A problem observed in the field is that many agile practitioners regard the time-boxed iterative process model as sacrosanct, and as an “end state” for effective software delivery, rather than as a step toward a more-effective mode of operation. This can be a barrier to improvement beyond a certain point.
Once they have learned to deliver consistently within a short timebox, teams may be able to shift to a continuous-flow mode of work. In that mode, there is no fixed-length time-box, and teams address the single most important item on their plate at the moment. It is as close to a “single piece pull” model as will work for a software development process.
This is a highly efficient mode of work that involves a minimum of process-management overhead, but many teams are unable to use it effectively before they learn how to break the work down into small “vertical slices” and to deliver consistently within the boundaries of a time-box. If a team adopts a continuous flow model without having the requisite delivery discipline, there is a risk they can fall into the old problem of “schedule slippage.”
It’s a characteristic of lightweight methods in general that the lighter-weight the method, the greater the level of self-discipline required to use it effectively. “Lightweight” isn’t a free pass to stop managing the process.
In general, we aim to adjust process steps, events and ceremonies, and technical practices as needed to support the organization’s next target Basecamp, according to their long-term improvement roadmap. When organizations are moving toward Basecamp Two, they may still be getting used to working within the constraints of a time-boxed process model, and they are not yet ready to operate without those boundaries. The time-boxes function like training wheels on a bicycle.

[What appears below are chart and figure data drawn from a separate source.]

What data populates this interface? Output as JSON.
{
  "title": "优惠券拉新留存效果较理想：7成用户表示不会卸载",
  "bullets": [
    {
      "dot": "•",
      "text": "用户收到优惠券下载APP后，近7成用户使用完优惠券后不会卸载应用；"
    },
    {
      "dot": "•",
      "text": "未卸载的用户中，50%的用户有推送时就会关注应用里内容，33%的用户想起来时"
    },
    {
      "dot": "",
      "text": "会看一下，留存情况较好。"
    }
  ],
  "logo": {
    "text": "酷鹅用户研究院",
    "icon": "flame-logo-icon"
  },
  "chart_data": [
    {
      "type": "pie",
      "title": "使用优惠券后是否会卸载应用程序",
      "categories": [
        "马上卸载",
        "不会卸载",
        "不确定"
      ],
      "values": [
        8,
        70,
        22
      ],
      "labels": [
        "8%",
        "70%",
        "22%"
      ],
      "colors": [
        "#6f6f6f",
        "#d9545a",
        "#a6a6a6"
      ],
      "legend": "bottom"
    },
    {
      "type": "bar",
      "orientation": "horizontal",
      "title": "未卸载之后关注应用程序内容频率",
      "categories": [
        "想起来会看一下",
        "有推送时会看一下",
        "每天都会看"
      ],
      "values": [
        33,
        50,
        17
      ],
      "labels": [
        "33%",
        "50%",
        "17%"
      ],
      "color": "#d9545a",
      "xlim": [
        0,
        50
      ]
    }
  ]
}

There are those who say it’s better for children to learn to ride their bicycles without training wheels from the beginning. Software teams can do the same, provided they pay due attention to the self-discipline necessary to deliver effectively. That is, they can begin with a continuous flow model from the outset, but if they can’t use it effectively they may be advised to move to a time-boxed process until they have cultivated the necessary skills and habits. In practice, this boils down to a choice between Scrum or Kanban (or a hybrid) at the delivery team level. We use Kanban at the Program and Portfolio levels in any case.
As organizations progress beyond Basecamp Two, and they have a goal to operate beyond Basecamp Three, we begin to shorten the iteration time-box and remove process management overhead activities, based on teams’ demonstrated ability to perform without these aids. In order to function effectively at the Basecamp Four or Five level, it is unlikely the organization will be able to support seamless continuous delivery while still using a strict time-boxed process model. They will have reached the point that the process management overhead of time-boxes exceeds the value added. It is important that delivery teams learn to deliver smoothly using a continuous flow process model, if the organization needs to move into the Adaptive side of the compass model.